Her yıl, onlarca uzman sempozyumlarda bir araya gelerek çocukların yaratıcılıkları üzerine konuşmalar yapıyor fikir alıverişinde bulunuyor. Bu sempozyumlarda uzmanlar genellikle belli başlı, yaratıcılıkları ile nam salmış kişilerin yaşamlarına odaklanır (Picasso, Mozart vs.). Bunu yaparken de onların tek tutkusunun müzik ya da resim olduğunu vurgularlar. Fakat gerçek bu değildir.
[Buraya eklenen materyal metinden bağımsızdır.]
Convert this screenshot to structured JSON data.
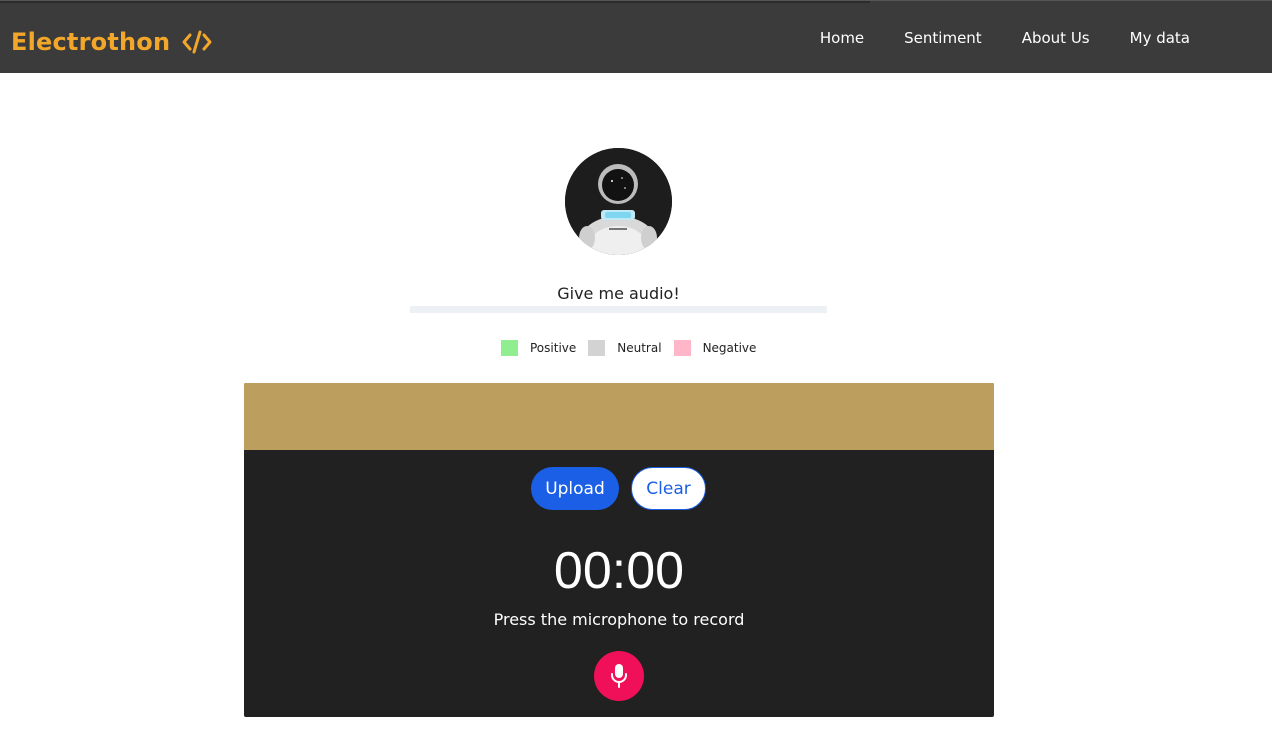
{
  "navbar": {
    "brand": "Electrothon",
    "brand_icon": "code-icon",
    "links": [
      "Home",
      "Sentiment",
      "About Us",
      "My data"
    ],
    "brand_color": "#f3a72a",
    "background": "#3b3b3b"
  },
  "main": {
    "avatar_icon": "astronaut-avatar",
    "prompt": "Give me audio!",
    "legend": [
      {
        "label": "Positive",
        "color": "#90ee90"
      },
      {
        "label": "Neutral",
        "color": "#d3d3d3"
      },
      {
        "label": "Negative",
        "color": "#ffb6c9"
      }
    ]
  },
  "recorder": {
    "band_color": "#bc9e5f",
    "upload_label": "Upload",
    "clear_label": "Clear",
    "timer": "00:00",
    "hint": "Press the microphone to record",
    "mic_icon": "microphone-icon",
    "mic_color": "#f0105a"
  }
}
Yaratıcı insanların çoğu tek bir disiplinle ilgilenmez. Disiplinlerarası bilgiye sahiptir ve bunları tek potada eritip kendini her alandan besler. Kanıt olarak da Nobel ödülü alan kişileri gösterebiliriz. Aralarına tek bir kişi yoktur ki birden fazla alana ilgi duymamış olsun.
Uzmanlar çocukluktaki hayal dünyası ile ileriki yıllardaki yaratıcılık arasında bir bağ var mı yok mu anlayabilmek için bir dizi deney yapmışlardır. Bu deneyler sonucunda çocukken kendine ait bir hayal dünyası oluşturan, kendini okuduğu kitaplardaki kahramanların yerine koyan, birçok hikayeyi birleştirip ortaya yeni bir kurmaca dünya çıkaran çocuklar ilerde yaratıcı olarak çok daha başarılı işler ortaya koymuşlar.
Bu sadece bir ön araştırma olsa da araştırmacılar zamanla bu bağı kanıtlayan daha net sonuçlar çıkacağına eminler.
Kısacası çocuklarınızın kendine ait bir hayal dünyası kurmaları veliler açısından belki tedirginlikle karşılanabilir. Ama durum pek de öyle değil. Çocuğunuzun zihnini serbest bırakacak, onu bir evrenden başka bir evrene sürükleyecek bir ortam hazırlamak ona destek olmak çok önemli. Muhtemelen Gabriel Garcia Marquez, çocukken birçok hayal kurmuş ve büyükler tarafından saçma bulunmuştur. Ama o zihnini serbest bırakmayı bilmiş ve dünyanın en güzel kitaplarını bu hayal gücü sayesinde yazmıştır.